Quiver – QUick Verifier for Threat HuntER is an application aimed at understanding command lines and performing tasks like Attribution, Classification, Anomaly Detection, and many others.
DALL-E2 is known to take an input prompt in human language and draw a stunning an image that matches exactly; GPT3 and its likings can create an infinite amount of texts that seem like a real person has written, even lately fooling a Google engineer it has become sentient; While Github’s Copilot can generate whole functions from a comment string.
Command lines are a language in themselves and can be learned the same way other languages can. And the application can be as versatile as we want. Imagine giving a command line to an input prompt and getting the probability of it being a reverse shell, by an Iranian actor, or maybe used for cybercrime. A single prompt on its own may not help so much, but with the power of language models algorithms, the threat hunter can have millions of answers in a matter of minutes, shedding a light on the most important or urgent activities within the network.

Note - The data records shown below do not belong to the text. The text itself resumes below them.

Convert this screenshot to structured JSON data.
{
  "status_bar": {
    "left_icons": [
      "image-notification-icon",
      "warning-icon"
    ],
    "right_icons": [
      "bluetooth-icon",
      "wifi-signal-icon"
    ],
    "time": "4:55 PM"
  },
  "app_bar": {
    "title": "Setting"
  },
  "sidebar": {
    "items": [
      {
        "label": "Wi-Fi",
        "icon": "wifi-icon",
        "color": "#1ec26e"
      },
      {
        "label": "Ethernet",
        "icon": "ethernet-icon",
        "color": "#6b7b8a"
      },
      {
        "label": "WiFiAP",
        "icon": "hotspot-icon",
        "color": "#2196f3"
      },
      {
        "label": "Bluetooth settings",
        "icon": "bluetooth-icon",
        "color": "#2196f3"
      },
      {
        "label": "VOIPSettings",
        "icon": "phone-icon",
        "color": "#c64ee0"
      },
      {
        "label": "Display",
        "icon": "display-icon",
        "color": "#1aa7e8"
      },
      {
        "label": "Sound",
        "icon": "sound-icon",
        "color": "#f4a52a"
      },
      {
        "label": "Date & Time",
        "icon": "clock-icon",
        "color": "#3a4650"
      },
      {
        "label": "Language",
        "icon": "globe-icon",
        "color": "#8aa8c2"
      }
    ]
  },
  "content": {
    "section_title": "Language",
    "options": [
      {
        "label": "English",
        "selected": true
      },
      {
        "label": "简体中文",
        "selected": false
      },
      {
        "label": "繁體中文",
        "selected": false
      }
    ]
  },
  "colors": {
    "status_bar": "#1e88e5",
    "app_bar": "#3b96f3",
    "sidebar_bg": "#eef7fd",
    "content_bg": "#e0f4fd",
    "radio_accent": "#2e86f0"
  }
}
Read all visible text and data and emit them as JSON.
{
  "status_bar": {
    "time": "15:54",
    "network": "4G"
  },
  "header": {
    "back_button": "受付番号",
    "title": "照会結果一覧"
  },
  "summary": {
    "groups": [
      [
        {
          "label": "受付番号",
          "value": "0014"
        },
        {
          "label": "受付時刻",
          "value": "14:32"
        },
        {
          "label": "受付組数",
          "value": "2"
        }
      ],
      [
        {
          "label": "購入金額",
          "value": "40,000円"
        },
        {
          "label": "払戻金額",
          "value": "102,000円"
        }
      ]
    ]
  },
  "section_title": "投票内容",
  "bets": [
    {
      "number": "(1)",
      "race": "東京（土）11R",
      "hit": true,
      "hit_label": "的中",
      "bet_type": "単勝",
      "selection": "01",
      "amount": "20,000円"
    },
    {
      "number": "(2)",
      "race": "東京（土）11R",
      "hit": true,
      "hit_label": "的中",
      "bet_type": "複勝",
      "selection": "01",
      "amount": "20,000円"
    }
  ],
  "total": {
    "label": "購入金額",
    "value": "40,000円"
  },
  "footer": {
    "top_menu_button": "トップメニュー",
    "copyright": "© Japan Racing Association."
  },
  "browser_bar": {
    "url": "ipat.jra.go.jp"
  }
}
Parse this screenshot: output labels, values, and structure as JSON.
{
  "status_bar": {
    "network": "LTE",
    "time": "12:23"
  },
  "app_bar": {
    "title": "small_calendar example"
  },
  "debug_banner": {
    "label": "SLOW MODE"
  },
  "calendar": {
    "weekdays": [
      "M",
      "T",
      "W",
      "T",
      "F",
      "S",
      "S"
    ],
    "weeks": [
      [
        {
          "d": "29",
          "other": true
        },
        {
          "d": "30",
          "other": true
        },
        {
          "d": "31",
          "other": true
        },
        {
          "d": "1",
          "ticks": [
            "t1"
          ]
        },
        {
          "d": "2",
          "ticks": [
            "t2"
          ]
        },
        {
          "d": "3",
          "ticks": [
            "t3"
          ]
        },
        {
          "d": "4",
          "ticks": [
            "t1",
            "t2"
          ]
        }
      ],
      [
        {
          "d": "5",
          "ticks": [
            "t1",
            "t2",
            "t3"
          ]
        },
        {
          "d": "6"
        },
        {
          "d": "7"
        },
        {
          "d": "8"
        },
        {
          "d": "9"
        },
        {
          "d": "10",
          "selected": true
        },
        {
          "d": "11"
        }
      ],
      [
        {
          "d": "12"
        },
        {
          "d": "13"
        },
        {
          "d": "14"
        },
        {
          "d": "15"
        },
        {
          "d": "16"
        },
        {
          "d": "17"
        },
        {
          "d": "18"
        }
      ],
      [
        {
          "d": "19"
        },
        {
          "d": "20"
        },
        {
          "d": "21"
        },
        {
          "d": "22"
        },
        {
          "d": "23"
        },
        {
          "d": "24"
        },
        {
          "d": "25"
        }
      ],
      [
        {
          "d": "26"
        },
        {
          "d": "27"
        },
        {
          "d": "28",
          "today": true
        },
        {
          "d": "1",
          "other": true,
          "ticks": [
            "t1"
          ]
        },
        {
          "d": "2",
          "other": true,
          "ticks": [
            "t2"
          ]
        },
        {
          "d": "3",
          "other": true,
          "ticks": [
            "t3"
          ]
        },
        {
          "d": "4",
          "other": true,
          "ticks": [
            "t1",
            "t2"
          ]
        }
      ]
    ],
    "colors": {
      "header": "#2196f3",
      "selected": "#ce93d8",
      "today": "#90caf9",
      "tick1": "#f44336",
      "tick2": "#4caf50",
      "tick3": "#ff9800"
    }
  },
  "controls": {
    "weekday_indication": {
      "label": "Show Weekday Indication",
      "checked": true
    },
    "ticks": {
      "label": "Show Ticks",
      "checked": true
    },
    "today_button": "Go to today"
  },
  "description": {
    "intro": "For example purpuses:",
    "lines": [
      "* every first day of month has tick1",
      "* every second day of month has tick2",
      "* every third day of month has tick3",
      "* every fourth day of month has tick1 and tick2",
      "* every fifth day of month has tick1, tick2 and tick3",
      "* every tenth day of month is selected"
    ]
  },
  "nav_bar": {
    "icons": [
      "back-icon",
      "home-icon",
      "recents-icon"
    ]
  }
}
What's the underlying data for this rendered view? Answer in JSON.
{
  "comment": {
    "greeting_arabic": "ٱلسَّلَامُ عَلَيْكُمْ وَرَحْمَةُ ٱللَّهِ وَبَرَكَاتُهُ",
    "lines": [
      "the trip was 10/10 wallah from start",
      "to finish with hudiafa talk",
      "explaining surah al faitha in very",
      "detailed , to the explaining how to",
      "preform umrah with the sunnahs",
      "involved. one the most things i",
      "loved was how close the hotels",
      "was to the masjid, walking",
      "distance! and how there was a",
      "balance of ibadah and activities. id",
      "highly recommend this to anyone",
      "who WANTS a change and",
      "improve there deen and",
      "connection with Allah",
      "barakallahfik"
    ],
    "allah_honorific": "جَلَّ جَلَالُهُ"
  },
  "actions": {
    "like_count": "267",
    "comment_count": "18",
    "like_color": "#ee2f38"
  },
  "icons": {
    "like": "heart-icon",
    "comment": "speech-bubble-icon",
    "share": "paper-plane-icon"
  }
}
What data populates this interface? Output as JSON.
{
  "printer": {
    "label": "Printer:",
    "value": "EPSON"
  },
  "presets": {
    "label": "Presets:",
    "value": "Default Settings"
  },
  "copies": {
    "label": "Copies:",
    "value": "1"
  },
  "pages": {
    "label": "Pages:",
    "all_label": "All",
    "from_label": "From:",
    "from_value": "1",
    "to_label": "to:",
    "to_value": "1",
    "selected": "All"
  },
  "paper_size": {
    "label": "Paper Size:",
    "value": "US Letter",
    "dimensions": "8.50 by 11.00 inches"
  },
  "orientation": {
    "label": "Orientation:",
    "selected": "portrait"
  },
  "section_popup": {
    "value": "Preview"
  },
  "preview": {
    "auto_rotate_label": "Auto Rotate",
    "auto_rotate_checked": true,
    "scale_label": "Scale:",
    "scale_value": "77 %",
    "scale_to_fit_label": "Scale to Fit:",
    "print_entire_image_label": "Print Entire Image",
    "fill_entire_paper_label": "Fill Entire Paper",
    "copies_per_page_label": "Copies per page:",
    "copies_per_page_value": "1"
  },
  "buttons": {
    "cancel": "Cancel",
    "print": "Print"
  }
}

In this session, we’ll demonstrate how we developed such a model, along with real-world examples of how the model is used in applications like anomaly detection, attribution, and classification.
Gal Braun is a data scientist at SentinelOne, working on Data Science & Machine learning focused on explainability, representation learning, and visualizations.
He holds a BSc in Computer Science from the Technion and is currently pursuing his MSc in Information Systems Engineering from Ben-Gurion University.